Jeffrey Morgenthaler is Food Republic’s contributing cocktail editor and the author of the column Easy Drinking. He currently manages the bars Clyde Common and Pépé Le Moko in Portland, Oregon, and is the author of The Bar Book: Elements of Cocktail Technique.
Twenty years ago, when I started bartending, there were a limited number of liquor brands behind any standard bar. The selection at most establishments looked a lot like what you’d expect to see at the airport these days: the three most recognizable tequilas; four gins, maybe; American whiskey limited to guys named Jack and Jim; and that’s about it. But then this whole spirit and cocktail renaissance came along and suddenly it was craft this and small batch that. With all of the options facing you, the consumer, the options can be daunting.
There’s been a lot of recent debate about whether craft spirits are good or bad.

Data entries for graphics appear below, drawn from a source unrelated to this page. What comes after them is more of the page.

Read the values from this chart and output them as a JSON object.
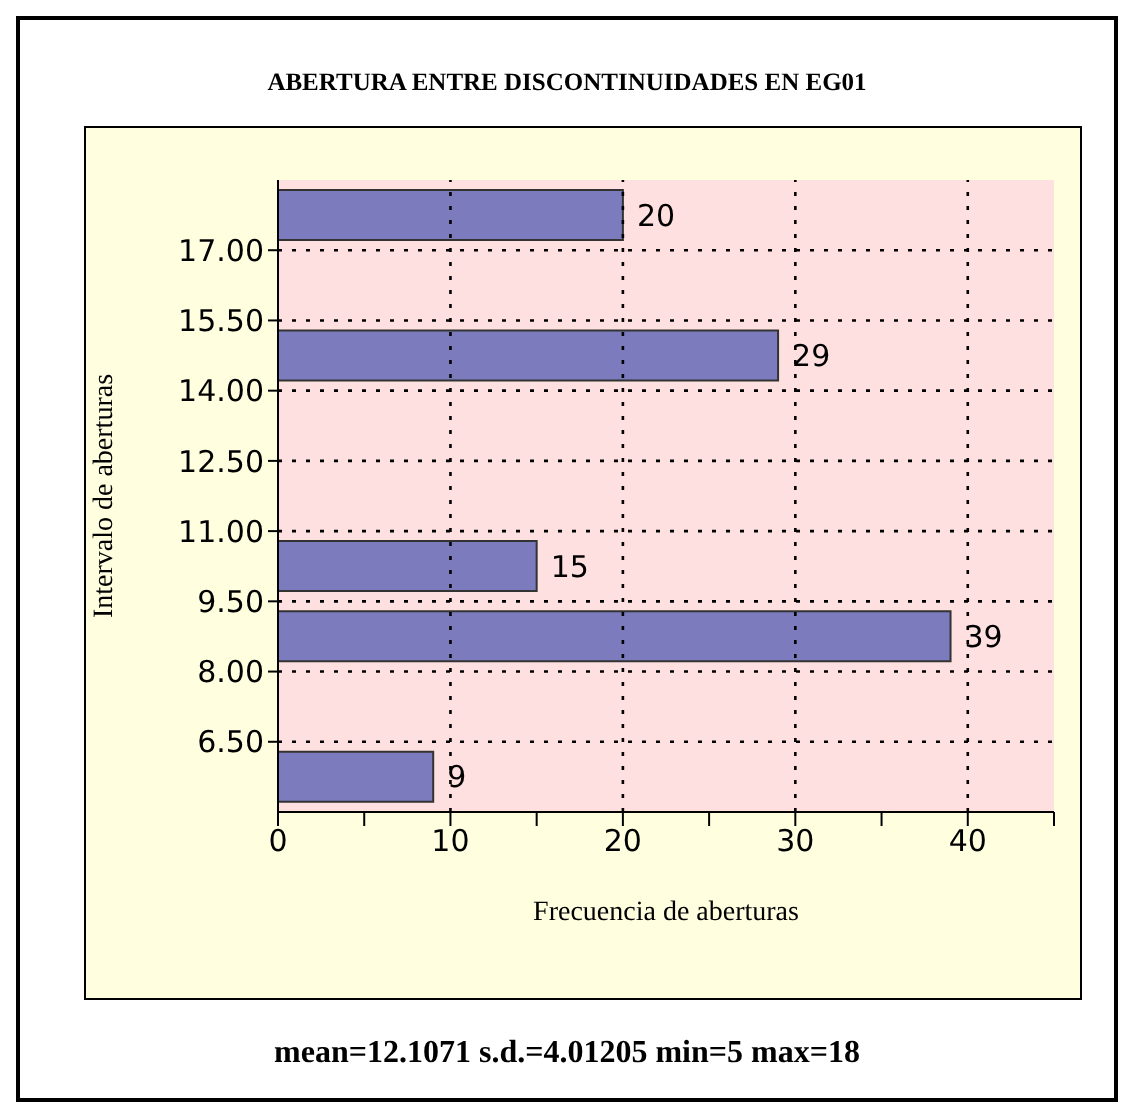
{
  "chart_data": {
    "type": "histogram",
    "orientation": "horizontal",
    "title": "ABERTURA ENTRE DISCONTINUIDADES EN EG01",
    "xlabel": "Frecuencia de aberturas",
    "ylabel": "Intervalo de aberturas",
    "bins": [
      5,
      6.5,
      8,
      9.5,
      11,
      12.5,
      14,
      15.5,
      17,
      18.5
    ],
    "values": [
      9,
      0,
      39,
      15,
      0,
      0,
      29,
      0,
      20
    ],
    "value_labels": [
      "9",
      null,
      "39",
      "15",
      null,
      null,
      "29",
      null,
      "20"
    ],
    "color": "#7b7bbd",
    "xlim": [
      0,
      45
    ],
    "xticks": [
      0,
      {
        "value": 5,
        "label": null
      },
      10,
      {
        "value": 15,
        "label": null
      },
      20,
      {
        "value": 25,
        "label": null
      },
      30,
      {
        "value": 35,
        "label": null
      },
      40,
      {
        "value": 45,
        "label": null
      }
    ],
    "ylim": [
      5,
      18.5
    ],
    "yticks": [
      {
        "value": 6.5,
        "label": "6.50"
      },
      {
        "value": 8,
        "label": "8.00"
      },
      {
        "value": 9.5,
        "label": "9.50"
      },
      {
        "value": 11,
        "label": "11.00"
      },
      {
        "value": 12.5,
        "label": "12.50"
      },
      {
        "value": 14,
        "label": "14.00"
      },
      {
        "value": 15.5,
        "label": "15.50"
      },
      {
        "value": 17,
        "label": "17.00"
      }
    ],
    "grid": true,
    "annotations": [
      "mean=12.1071 s.d.=4.01205 min=5 max=18"
    ]
  }
}
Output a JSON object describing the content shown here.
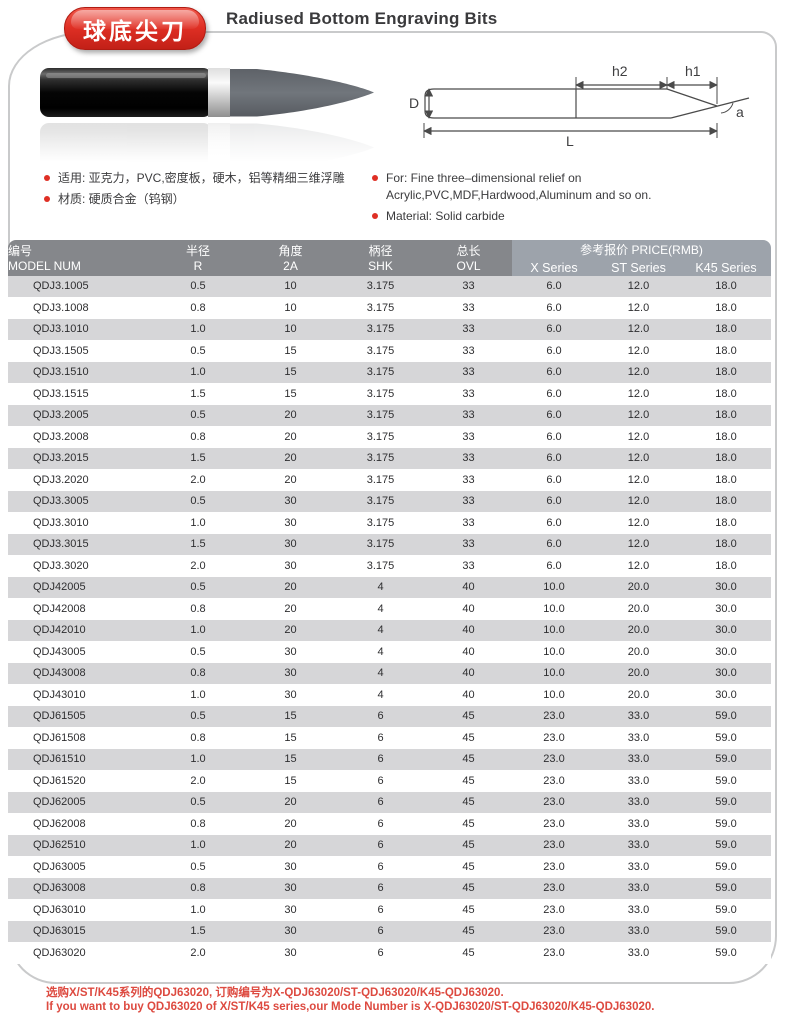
{
  "header": {
    "badge": "球底尖刀",
    "title": "Radiused Bottom Engraving Bits"
  },
  "intro": {
    "bullets_cn": [
      "适用: 亚克力，PVC,密度板，硬木，铝等精细三维浮雕",
      "材质: 硬质合金（钨钢）"
    ],
    "bullets_en": [
      "For: Fine three–dimensional relief on Acrylic,PVC,MDF,Hardwood,Aluminum and so on.",
      "Material: Solid carbide"
    ]
  },
  "diagram": {
    "labels": {
      "d": "D",
      "h2": "h2",
      "h1": "h1",
      "a": "a",
      "l": "L"
    }
  },
  "table": {
    "headers": {
      "model": {
        "cn": "编号",
        "en": "MODEL NUM"
      },
      "r": {
        "cn": "半径",
        "en": "R"
      },
      "angle": {
        "cn": "角度",
        "en": "2A"
      },
      "shk": {
        "cn": "柄径",
        "en": "SHK"
      },
      "ovl": {
        "cn": "总长",
        "en": "OVL"
      },
      "price_group": "参考报价 PRICE(RMB)",
      "price_cols": [
        "X Series",
        "ST Series",
        "K45 Series"
      ]
    },
    "rows": [
      [
        "QDJ3.1005",
        "0.5",
        "10",
        "3.175",
        "33",
        "6.0",
        "12.0",
        "18.0"
      ],
      [
        "QDJ3.1008",
        "0.8",
        "10",
        "3.175",
        "33",
        "6.0",
        "12.0",
        "18.0"
      ],
      [
        "QDJ3.1010",
        "1.0",
        "10",
        "3.175",
        "33",
        "6.0",
        "12.0",
        "18.0"
      ],
      [
        "QDJ3.1505",
        "0.5",
        "15",
        "3.175",
        "33",
        "6.0",
        "12.0",
        "18.0"
      ],
      [
        "QDJ3.1510",
        "1.0",
        "15",
        "3.175",
        "33",
        "6.0",
        "12.0",
        "18.0"
      ],
      [
        "QDJ3.1515",
        "1.5",
        "15",
        "3.175",
        "33",
        "6.0",
        "12.0",
        "18.0"
      ],
      [
        "QDJ3.2005",
        "0.5",
        "20",
        "3.175",
        "33",
        "6.0",
        "12.0",
        "18.0"
      ],
      [
        "QDJ3.2008",
        "0.8",
        "20",
        "3.175",
        "33",
        "6.0",
        "12.0",
        "18.0"
      ],
      [
        "QDJ3.2015",
        "1.5",
        "20",
        "3.175",
        "33",
        "6.0",
        "12.0",
        "18.0"
      ],
      [
        "QDJ3.2020",
        "2.0",
        "20",
        "3.175",
        "33",
        "6.0",
        "12.0",
        "18.0"
      ],
      [
        "QDJ3.3005",
        "0.5",
        "30",
        "3.175",
        "33",
        "6.0",
        "12.0",
        "18.0"
      ],
      [
        "QDJ3.3010",
        "1.0",
        "30",
        "3.175",
        "33",
        "6.0",
        "12.0",
        "18.0"
      ],
      [
        "QDJ3.3015",
        "1.5",
        "30",
        "3.175",
        "33",
        "6.0",
        "12.0",
        "18.0"
      ],
      [
        "QDJ3.3020",
        "2.0",
        "30",
        "3.175",
        "33",
        "6.0",
        "12.0",
        "18.0"
      ],
      [
        "QDJ42005",
        "0.5",
        "20",
        "4",
        "40",
        "10.0",
        "20.0",
        "30.0"
      ],
      [
        "QDJ42008",
        "0.8",
        "20",
        "4",
        "40",
        "10.0",
        "20.0",
        "30.0"
      ],
      [
        "QDJ42010",
        "1.0",
        "20",
        "4",
        "40",
        "10.0",
        "20.0",
        "30.0"
      ],
      [
        "QDJ43005",
        "0.5",
        "30",
        "4",
        "40",
        "10.0",
        "20.0",
        "30.0"
      ],
      [
        "QDJ43008",
        "0.8",
        "30",
        "4",
        "40",
        "10.0",
        "20.0",
        "30.0"
      ],
      [
        "QDJ43010",
        "1.0",
        "30",
        "4",
        "40",
        "10.0",
        "20.0",
        "30.0"
      ],
      [
        "QDJ61505",
        "0.5",
        "15",
        "6",
        "45",
        "23.0",
        "33.0",
        "59.0"
      ],
      [
        "QDJ61508",
        "0.8",
        "15",
        "6",
        "45",
        "23.0",
        "33.0",
        "59.0"
      ],
      [
        "QDJ61510",
        "1.0",
        "15",
        "6",
        "45",
        "23.0",
        "33.0",
        "59.0"
      ],
      [
        "QDJ61520",
        "2.0",
        "15",
        "6",
        "45",
        "23.0",
        "33.0",
        "59.0"
      ],
      [
        "QDJ62005",
        "0.5",
        "20",
        "6",
        "45",
        "23.0",
        "33.0",
        "59.0"
      ],
      [
        "QDJ62008",
        "0.8",
        "20",
        "6",
        "45",
        "23.0",
        "33.0",
        "59.0"
      ],
      [
        "QDJ62510",
        "1.0",
        "20",
        "6",
        "45",
        "23.0",
        "33.0",
        "59.0"
      ],
      [
        "QDJ63005",
        "0.5",
        "30",
        "6",
        "45",
        "23.0",
        "33.0",
        "59.0"
      ],
      [
        "QDJ63008",
        "0.8",
        "30",
        "6",
        "45",
        "23.0",
        "33.0",
        "59.0"
      ],
      [
        "QDJ63010",
        "1.0",
        "30",
        "6",
        "45",
        "23.0",
        "33.0",
        "59.0"
      ],
      [
        "QDJ63015",
        "1.5",
        "30",
        "6",
        "45",
        "23.0",
        "33.0",
        "59.0"
      ],
      [
        "QDJ63020",
        "2.0",
        "30",
        "6",
        "45",
        "23.0",
        "33.0",
        "59.0"
      ]
    ]
  },
  "footer": {
    "line_cn": "选购X/ST/K45系列的QDJ63020, 订购编号为X-QDJ63020/ST-QDJ63020/K45-QDJ63020.",
    "line_en": "If you want to buy QDJ63020 of X/ST/K45 series,our Mode Number is X-QDJ63020/ST-QDJ63020/K45-QDJ63020."
  },
  "colors": {
    "accent_red": "#df2f24",
    "header_dark": "#85878b",
    "header_light": "#9da3ab",
    "row_stripe": "#d6d6d8",
    "footer_red": "#dd4a40"
  }
}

On one side of the argument, you’ve got people throwing around words like “tradition” and “expertise.” On the other, you hear things like “handmade” and “local.” But words are just words, and when it comes down to it, it’s all about what’s in the glass, right? I’ve been burned by “high-end” leather goods manufacturers to the point where I won’t buy a wallet or bag that isn’t made by local artisans anymore. And on the flip side, I’ve had cheeseburgers at little mom and pop places that were so inedible they made me yearn for McDonald’s.
But if I’ve learned one thing in my travels and tastings around the world, it’s this general, if oversimplified, rule of thumb: Liquor made from grain is better from large distilleries, while liquor made from fruit is better from small producers. The easiest way to understand this lies no further than your breakfast table.
Like whiskey, cornflakes are made from a grain. We’ve all been lured in by those organic corn flakes with the drawing of a rainforest on the box at least once, right? They seem like they should be better than the big-brand stuff: no pesticides, non-GMO, made by a small company. But when you get them home, they just kind of…suck. They don’t have the texture, the flavor, or any part of the experience you had as a kid eating Kellogg’s. So what’s the deal? Well, with cornflakes, the raw material doesn’t have as much influence on the final product as the manufacturing method — there isn’t a massive disparity between good corn and great corn. But Kellogg’s invented cornflakes, and they’ve been tweaking their production methods for over a century. Their cornflakes just taste better than the rainforest ones, because like it or not, there’s a hell of a lot more to making cornflakes than just using really fancy grain.
But then consider orange juice. Despite claims of being all-natural, tasting “just like fresh squeezed” or being 100 percent juice, never from concentrate, orange juice from a large producer will never be as good as the stuff squeezed at your local restaurant or at home. It’s just not physically possible. Orange juice isn’t flavorful when it’s old, it can’t come from a large company, and the distance between the raw material and your glass can’t be more than a few feet.
These same rules generally apply when you talk about whiskey. Whiskey is a pretty industrial product made from grain, like cornflakes. The quality of the raw materials is not as important as the methods used to make it. So the stuff made by the guy who just started last year won’t be quite as good as the stuff that’s been made for over a century by the people who invented it.
But tequila is an agricultural product. It will always taste better when it’s made by small producers who know where their agave plants are coming from. It’s the same with Cognac. The few small producers left are making a really beautiful product because they’re growing their own grapes. That expensive tequila or Cognac you’re drinking in a nightclub will never be able to stand up to a small producer’s product, because the big companies have no idea where, exactly, their fruit was grown.
So the next time you’re at the liquor store getting the shit confused out of you by all those labels covered in buzzwords, just ask yourself: What is it made from? You might be able to save yourself a lot of hassle and possibly discover something really beautiful in the process.